35— Иногда мне кажется, что дух Амадеу — это прежде всего язык, — сказала Мелоди под конец разговора. — Что его душа была соткана из слов, такого я больше ни за кем не замечала.
Грегориус показал ей строки об аневризме. Мелоди тоже ничего об этом не знала.
— Но вот сейчас я вспоминаю, что кое-что было. Он вздрагивал, если кто-то употреблял слова вроде «истекает», «на исходе», «преходящий» или «быстротечный», особенно же его выводили из равновесия «correr»[95] и «passar».[96] Он вообще был человеком, который так горячо реагировал на слова, будто они важнее самих действий и понятий. Если кто хочет понять моего брата, то это самое важное, что ему надо знать. Он говорил о диктатуре неверных и свободе правильных слов, о невидимой темнице языкового китча и свете поэзии. Он был одержим языком, зачарован им, фальшивое слово было ему страшнее ножа в сердце. И вдруг эта бурная реакция на слова, выражающие понятие быстротечности и бренности. Как-то после одного из его визитов, когда проявился этот его новый страх, мы с мужем полночи гадали о его причинах. «Только не эти слова, только не эти!» — воскликнул тогда он.

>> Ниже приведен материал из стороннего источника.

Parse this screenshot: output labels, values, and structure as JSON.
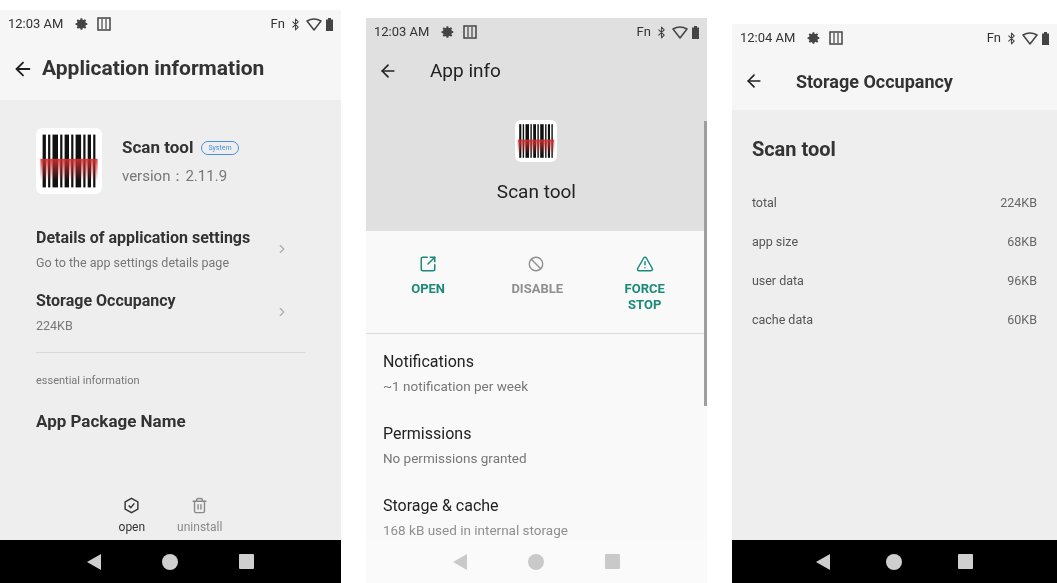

Расспросить его мы не отважились. Мой брат, он мог воспламеняться, как вулкан.
Грегориус сел в кресло в салоне Силвейры и взялся за тексты Праду, который дала ему с собой Мелоди.

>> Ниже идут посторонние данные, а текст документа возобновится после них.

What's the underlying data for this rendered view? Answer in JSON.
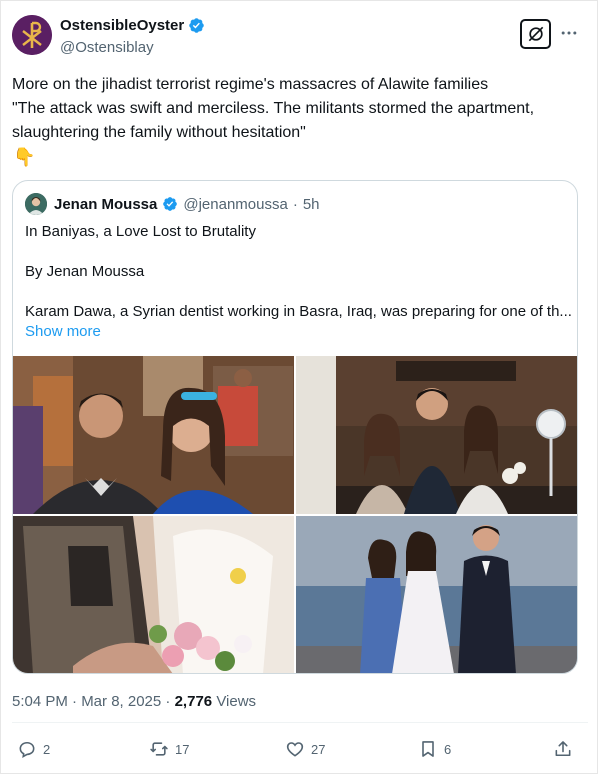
{
  "post": {
    "author": {
      "display_name": "OstensibleOyster",
      "handle": "@Ostensiblay",
      "verified": true,
      "avatar_icon": "chi-rho-icon",
      "avatar_color": "#5a1f63"
    },
    "text_lines": [
      "More on the jihadist terrorist regime's massacres of Alawite families",
      "\"The attack was swift and merciless. The militants stormed the apartment,",
      "slaughtering the family without hesitation\""
    ],
    "emoji": "👇",
    "quoted": {
      "display_name": "Jenan Moussa",
      "handle": "@jenanmoussa",
      "separator": "·",
      "time_ago": "5h",
      "verified": true,
      "lines": [
        "In Baniyas, a Love Lost to Brutality",
        "By Jenan Moussa",
        "Karam Dawa, a Syrian dentist working in Basra, Iraq, was preparing for one of th..."
      ],
      "show_more": "Show more",
      "photos": [
        "photo-couple-selfie",
        "photo-group-restaurant",
        "photo-bouquet-close-up",
        "photo-wedding-group"
      ]
    },
    "timestamp": "5:04 PM · Mar 8, 2025",
    "meta_sep": " · ",
    "views_count": "2,776",
    "views_label": "Views",
    "actions": {
      "replies": "2",
      "reposts": "17",
      "likes": "27",
      "bookmarks": "6"
    },
    "colors": {
      "verified": "#1d9bf0",
      "link": "#1d9bf0",
      "muted": "#536471"
    }
  }
}
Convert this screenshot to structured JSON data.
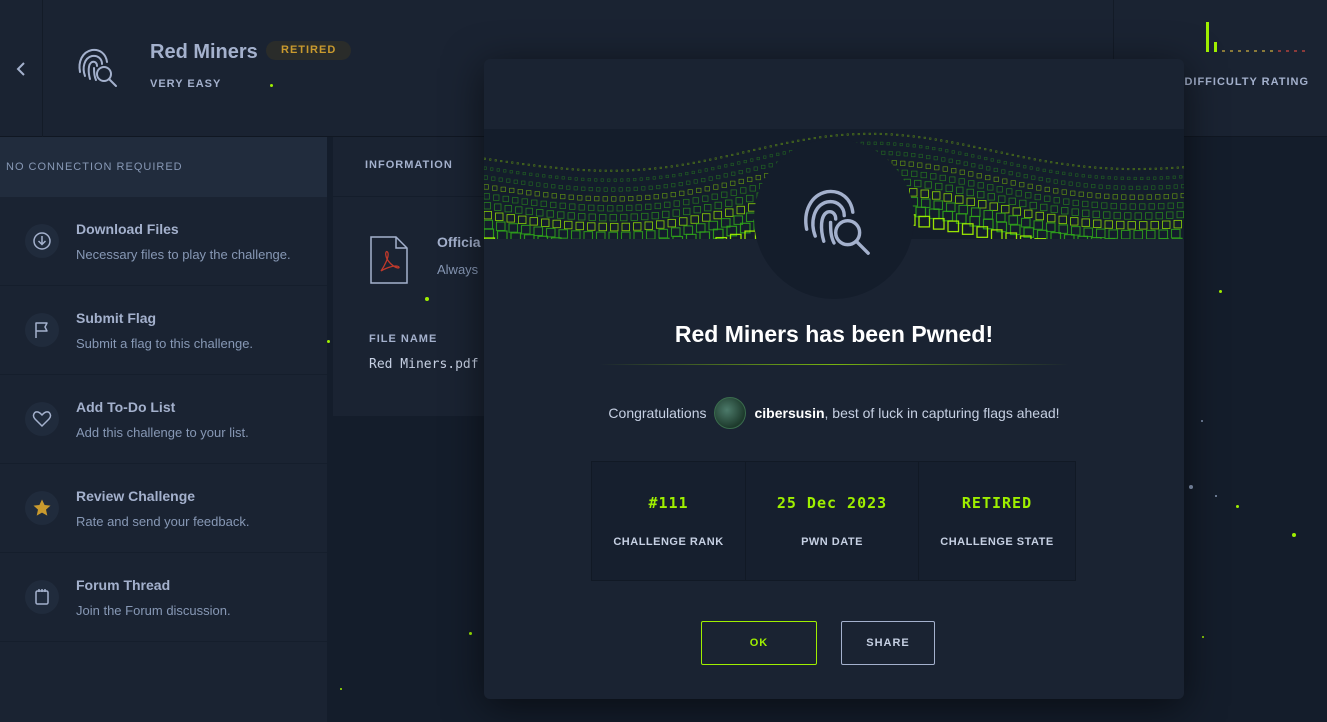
{
  "header": {
    "title": "Red Miners",
    "badge": "RETIRED",
    "difficulty": "VERY EASY",
    "difficulty_rating_label": "DIFFICULTY RATING",
    "difficulty_level": 1
  },
  "sidebar": {
    "connection": "NO CONNECTION REQUIRED",
    "items": [
      {
        "title": "Download Files",
        "subtitle": "Necessary files to play the challenge.",
        "icon": "download-icon"
      },
      {
        "title": "Submit Flag",
        "subtitle": "Submit a flag to this challenge.",
        "icon": "flag-icon"
      },
      {
        "title": "Add To-Do List",
        "subtitle": "Add this challenge to your list.",
        "icon": "heart-icon"
      },
      {
        "title": "Review Challenge",
        "subtitle": "Rate and send your feedback.",
        "icon": "star-icon"
      },
      {
        "title": "Forum Thread",
        "subtitle": "Join the Forum discussion.",
        "icon": "forum-icon"
      }
    ]
  },
  "main": {
    "tab": "INFORMATION",
    "official_title": "Officia",
    "official_sub": "Always",
    "file_label": "FILE NAME",
    "file_name": "Red Miners.pdf"
  },
  "modal": {
    "title": "Red Miners has been Pwned!",
    "congrats_prefix": "Congratulations",
    "username": "cibersusin",
    "congrats_suffix": ", best of luck in capturing flags ahead!",
    "stats": [
      {
        "value": "#111",
        "label": "CHALLENGE RANK"
      },
      {
        "value": "25 Dec 2023",
        "label": "PWN DATE"
      },
      {
        "value": "RETIRED",
        "label": "CHALLENGE STATE"
      }
    ],
    "ok_label": "OK",
    "share_label": "SHARE"
  },
  "colors": {
    "accent": "#9fef00",
    "badge": "#c99a2e",
    "background": "#141d2b",
    "panel": "#1a2332"
  }
}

«Он панически боялся, что эти записи могут попасть не в те руки, — сказала она. — Он даже подумывал их уничтожить. Но потом дал мне на сохранение. Конверт я должна была открыть только после его смерти. У меня словно пелена с глаз упала».
Праду написал это зимой после смерти матери, а Мелоди отдал весной незадолго до смерти Фатимы: три блока текстов на отдельных листах и разными чернилами. Хотя вместе они составляли посмертное письмо к матери, обращения не было. Вместо него стоял заголовок, как у большинства эссе в книге.